The healing power of light
Light makes us flourish – in this respect we humans are just like a rose or an azalea. Light can also be used to treat people who are ill. In Leiden, Sylvestre Bonnet and Esther Habers are working – each in their own discipline – on new applications of light in a clinical context.
This article previously appeared in Leidraad, Leiden University’s free alumni magazine.
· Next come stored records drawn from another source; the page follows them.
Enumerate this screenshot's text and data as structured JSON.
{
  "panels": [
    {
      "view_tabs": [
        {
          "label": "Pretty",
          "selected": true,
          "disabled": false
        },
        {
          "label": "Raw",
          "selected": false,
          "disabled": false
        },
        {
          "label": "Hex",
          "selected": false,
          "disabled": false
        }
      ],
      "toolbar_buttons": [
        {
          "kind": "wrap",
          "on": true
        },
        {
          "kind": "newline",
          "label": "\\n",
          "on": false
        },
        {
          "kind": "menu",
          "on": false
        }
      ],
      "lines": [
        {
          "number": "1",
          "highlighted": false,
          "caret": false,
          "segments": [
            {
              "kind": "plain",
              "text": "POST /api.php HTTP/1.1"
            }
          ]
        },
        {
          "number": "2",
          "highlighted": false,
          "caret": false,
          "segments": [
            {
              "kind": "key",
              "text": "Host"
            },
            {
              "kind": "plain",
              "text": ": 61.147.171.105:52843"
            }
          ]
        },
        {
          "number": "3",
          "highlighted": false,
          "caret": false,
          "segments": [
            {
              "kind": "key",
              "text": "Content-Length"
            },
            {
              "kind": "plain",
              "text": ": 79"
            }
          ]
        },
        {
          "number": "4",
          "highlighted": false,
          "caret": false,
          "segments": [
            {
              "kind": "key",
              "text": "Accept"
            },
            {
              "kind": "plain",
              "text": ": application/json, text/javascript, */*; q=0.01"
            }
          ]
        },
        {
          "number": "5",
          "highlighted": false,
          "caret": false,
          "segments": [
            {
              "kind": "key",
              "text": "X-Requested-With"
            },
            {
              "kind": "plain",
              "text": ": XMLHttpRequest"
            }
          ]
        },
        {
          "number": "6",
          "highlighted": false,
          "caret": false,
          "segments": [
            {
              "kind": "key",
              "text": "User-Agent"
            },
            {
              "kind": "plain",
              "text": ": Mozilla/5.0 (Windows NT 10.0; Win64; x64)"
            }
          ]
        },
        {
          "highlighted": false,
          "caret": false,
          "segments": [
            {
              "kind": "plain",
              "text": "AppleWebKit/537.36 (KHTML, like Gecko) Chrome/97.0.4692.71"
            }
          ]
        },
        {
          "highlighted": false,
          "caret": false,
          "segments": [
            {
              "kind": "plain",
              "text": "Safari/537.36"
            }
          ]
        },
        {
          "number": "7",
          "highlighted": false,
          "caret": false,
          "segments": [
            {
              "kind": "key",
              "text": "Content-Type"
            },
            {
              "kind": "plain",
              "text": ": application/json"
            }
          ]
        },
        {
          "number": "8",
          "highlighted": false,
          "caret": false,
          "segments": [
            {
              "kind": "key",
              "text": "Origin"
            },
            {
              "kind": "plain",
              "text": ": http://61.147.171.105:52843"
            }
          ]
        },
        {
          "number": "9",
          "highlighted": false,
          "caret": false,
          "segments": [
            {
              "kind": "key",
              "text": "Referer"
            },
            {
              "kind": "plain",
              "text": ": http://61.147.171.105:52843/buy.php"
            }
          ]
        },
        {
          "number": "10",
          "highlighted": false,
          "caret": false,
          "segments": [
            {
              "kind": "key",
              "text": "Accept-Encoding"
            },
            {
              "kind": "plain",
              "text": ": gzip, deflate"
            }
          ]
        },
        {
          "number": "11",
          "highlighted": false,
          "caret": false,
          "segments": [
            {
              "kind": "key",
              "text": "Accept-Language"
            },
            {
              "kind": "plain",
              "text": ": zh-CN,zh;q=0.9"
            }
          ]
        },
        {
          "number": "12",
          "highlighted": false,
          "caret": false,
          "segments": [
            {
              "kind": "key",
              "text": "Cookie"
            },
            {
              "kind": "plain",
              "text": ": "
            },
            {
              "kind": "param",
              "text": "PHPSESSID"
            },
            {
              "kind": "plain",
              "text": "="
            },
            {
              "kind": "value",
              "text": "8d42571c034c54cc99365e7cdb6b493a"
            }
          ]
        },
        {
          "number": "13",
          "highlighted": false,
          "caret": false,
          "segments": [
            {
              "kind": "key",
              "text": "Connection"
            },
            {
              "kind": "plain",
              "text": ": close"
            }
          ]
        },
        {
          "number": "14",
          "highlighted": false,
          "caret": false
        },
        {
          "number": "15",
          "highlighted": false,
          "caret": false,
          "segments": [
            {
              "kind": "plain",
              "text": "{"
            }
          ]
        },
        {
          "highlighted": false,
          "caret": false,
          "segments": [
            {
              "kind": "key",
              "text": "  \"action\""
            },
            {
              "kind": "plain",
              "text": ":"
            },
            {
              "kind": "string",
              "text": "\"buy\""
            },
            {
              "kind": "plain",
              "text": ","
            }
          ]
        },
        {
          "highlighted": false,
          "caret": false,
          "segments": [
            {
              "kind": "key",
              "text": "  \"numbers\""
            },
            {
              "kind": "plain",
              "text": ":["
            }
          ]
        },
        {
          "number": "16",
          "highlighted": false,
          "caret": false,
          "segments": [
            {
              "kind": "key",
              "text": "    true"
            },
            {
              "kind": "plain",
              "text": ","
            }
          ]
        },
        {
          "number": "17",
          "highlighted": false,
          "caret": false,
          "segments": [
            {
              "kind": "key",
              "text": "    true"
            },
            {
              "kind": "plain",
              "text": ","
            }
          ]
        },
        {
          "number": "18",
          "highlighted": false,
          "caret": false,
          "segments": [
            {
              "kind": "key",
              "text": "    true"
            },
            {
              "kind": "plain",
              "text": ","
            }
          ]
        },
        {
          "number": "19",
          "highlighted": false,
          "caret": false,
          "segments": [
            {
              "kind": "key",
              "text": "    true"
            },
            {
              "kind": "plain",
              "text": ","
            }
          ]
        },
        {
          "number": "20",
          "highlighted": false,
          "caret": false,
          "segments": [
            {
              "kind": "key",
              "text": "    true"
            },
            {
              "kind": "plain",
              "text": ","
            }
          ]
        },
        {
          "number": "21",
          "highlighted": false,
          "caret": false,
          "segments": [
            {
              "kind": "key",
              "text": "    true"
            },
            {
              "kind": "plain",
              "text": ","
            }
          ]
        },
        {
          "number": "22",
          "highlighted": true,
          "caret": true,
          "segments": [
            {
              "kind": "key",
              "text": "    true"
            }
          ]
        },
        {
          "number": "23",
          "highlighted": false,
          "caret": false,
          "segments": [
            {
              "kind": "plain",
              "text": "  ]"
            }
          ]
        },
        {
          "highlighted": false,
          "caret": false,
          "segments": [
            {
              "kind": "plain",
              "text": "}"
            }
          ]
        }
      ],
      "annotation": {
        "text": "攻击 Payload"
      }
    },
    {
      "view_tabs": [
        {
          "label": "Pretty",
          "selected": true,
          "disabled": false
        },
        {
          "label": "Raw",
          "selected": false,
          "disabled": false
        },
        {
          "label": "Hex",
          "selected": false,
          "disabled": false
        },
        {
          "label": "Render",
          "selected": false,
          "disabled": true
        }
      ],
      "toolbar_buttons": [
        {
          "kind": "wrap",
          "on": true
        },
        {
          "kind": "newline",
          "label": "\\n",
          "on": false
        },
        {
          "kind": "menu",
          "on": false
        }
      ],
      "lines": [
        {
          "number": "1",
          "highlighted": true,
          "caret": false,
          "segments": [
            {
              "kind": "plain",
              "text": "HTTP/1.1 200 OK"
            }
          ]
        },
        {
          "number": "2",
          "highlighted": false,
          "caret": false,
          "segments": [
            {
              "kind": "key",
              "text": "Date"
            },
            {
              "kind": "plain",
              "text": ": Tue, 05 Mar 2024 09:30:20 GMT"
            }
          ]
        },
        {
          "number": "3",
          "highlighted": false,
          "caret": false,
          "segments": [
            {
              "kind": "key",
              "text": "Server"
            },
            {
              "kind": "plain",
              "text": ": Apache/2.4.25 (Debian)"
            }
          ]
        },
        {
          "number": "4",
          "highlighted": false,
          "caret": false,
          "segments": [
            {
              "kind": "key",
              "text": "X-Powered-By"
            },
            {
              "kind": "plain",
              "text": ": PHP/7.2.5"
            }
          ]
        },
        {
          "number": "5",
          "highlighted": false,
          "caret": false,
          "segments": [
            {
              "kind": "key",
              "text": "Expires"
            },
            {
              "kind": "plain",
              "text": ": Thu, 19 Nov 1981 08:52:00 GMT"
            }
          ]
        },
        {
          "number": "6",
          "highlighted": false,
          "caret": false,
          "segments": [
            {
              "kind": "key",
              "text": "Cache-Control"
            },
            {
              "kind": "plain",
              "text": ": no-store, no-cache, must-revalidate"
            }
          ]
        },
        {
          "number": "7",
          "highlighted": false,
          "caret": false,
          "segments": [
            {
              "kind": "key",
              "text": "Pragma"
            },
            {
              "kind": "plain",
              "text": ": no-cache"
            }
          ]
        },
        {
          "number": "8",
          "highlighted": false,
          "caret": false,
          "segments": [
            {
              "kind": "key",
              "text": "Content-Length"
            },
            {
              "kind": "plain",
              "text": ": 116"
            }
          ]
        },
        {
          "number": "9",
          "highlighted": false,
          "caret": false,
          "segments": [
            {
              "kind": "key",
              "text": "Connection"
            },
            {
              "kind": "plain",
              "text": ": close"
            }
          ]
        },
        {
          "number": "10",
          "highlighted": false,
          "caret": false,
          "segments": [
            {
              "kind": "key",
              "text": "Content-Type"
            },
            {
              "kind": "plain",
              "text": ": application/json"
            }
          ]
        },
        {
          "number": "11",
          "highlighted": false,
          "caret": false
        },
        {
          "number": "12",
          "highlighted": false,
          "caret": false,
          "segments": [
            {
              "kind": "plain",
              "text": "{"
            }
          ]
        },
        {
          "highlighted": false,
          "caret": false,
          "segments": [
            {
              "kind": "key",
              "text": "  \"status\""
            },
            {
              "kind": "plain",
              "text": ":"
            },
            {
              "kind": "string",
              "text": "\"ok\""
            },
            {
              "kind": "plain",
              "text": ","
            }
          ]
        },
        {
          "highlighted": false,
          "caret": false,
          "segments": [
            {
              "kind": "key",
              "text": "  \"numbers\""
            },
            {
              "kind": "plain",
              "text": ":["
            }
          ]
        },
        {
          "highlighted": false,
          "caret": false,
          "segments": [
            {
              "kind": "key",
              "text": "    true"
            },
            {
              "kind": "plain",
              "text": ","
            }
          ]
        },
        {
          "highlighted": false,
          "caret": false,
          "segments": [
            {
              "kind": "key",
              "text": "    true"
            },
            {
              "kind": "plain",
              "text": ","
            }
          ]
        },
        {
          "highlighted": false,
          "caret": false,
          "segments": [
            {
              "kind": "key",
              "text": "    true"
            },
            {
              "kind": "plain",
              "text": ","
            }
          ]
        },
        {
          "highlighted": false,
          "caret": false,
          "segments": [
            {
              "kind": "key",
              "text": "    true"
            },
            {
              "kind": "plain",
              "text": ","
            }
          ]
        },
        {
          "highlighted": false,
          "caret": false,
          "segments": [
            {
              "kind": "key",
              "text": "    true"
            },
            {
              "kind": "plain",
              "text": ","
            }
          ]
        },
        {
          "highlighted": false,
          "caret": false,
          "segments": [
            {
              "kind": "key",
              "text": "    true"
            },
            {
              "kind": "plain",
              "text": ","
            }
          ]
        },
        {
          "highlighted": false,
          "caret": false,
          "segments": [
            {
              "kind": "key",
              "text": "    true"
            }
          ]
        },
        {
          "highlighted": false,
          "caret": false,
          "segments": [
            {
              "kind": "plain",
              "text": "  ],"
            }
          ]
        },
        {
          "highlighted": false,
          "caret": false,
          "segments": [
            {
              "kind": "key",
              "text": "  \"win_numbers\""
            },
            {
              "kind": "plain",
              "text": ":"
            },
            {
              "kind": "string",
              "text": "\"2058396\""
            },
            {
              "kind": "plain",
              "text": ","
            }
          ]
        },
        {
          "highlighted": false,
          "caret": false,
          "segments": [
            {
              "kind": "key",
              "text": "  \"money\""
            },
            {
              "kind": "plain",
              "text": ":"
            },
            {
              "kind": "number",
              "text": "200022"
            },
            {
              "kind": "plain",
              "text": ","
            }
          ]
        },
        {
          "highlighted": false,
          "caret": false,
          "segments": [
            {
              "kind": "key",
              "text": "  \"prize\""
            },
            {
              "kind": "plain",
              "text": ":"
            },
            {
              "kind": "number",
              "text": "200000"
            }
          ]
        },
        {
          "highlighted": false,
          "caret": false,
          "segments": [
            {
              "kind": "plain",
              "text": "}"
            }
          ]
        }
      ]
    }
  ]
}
Psychologist Esther Habers: light therapy for rheumatoid arthritis
‘People with rheumatoid arthritis often suffer from extreme fatigue. There are good drugs nowadays for many patients, but the fatigue remains. Sleep and rest don’t help. These people are tired when they get up in the morning and tired when they go to bed at night. Cognitive behavioural therapy is sometimes used and can help somewhat.
‘For our research, we are approaching this problem from a new perspective: we are researching what light can do for this group. Patients with rheumatoid arthritis often go to bed early and generally wake up really early too. Their biological clock seems to be set too early; this may be related to their exhaustion.
‘With our 24-hour clock, the hormone melatonin plays an important role as a transmitter substance. When it becomes dark, the body starts to produce melatonin. There are indications that people with rheumatoid arthritis start producing melatonin too early in the evening. We are now researching whether light therapy can delay this melatonin production.
‘We are using a set of glasses that emit bright light. Test subjects will wear these for half an hour every evening for a period of four weeks. We hope that their melatonin production will kick into action later in the evening. They will therefore be exposed to bright light between 20:00 and 21:00. The body will then think it’s still day.
Measuring melatonin levels
‘Before the four weeks begin, we will measure the test subjects’ melatonin levels during an evening and a night, and we will repeat this afterwards. The results will show whether light therapy has worked. That would be great because this therapy is really easy to use. The glasses that we are using are available in the shops. I expect to have the results of the research later this year. This research has made me appreciate how important light is and how it affects all the processes in the body. I now try to go outside every day, regardless of how busy I am.’
Chemist Sylvestre Bonnet: light-activated chemotherapy
‘Light is magic. Imagine bringing light into contact with a certain substance and this causing a chemical reaction. It is precisely this aspect that I am using in my research into photodynamic therapy, or light-activated chemotherapy in cancer. This therapy has already been in use for some time in hospitals. It works as follows: the patient is administered a medicine that can only be activated by light. By shining a laser on the tumour, the medicine starts to work – but only in the tumour itself, not in other parts of the body.
‘The laser light can be in different colours and at different intensities. Blue light mainly works superficially and is thus suited for skin cancer, for instance. The current photodynamic therapy doesn’t work on some tumours because their blood supply is low and they are thus oxygen poor. Oxygen is an essential part of the chemical reaction.
‘I was awarded a Vici grant at the start of the year to look with my team for molecules that can be used in photodynamic therapy with oxygen-poor or hypoxic tumours. That’s a complicated search because the molecule has to be able to absorb and react to light. We use ruthenium, a toxic metal, and are now concentrating on tumours in the brain, liver, head and neck region, skin and eyes.
‘The Vici project will take five years; it is fundamental scientific research. Applied research is also important to this topic. I therefore hope that we will be able to find an industrial partner or a network of companies and form a partnership with a hospital. You can find an excellent molecule, but that isn’t enough to make it available for patients. It also has to be tested in a clinical environment. If we manage to find a partner, the new drug could even be on the market in ten years’ time.’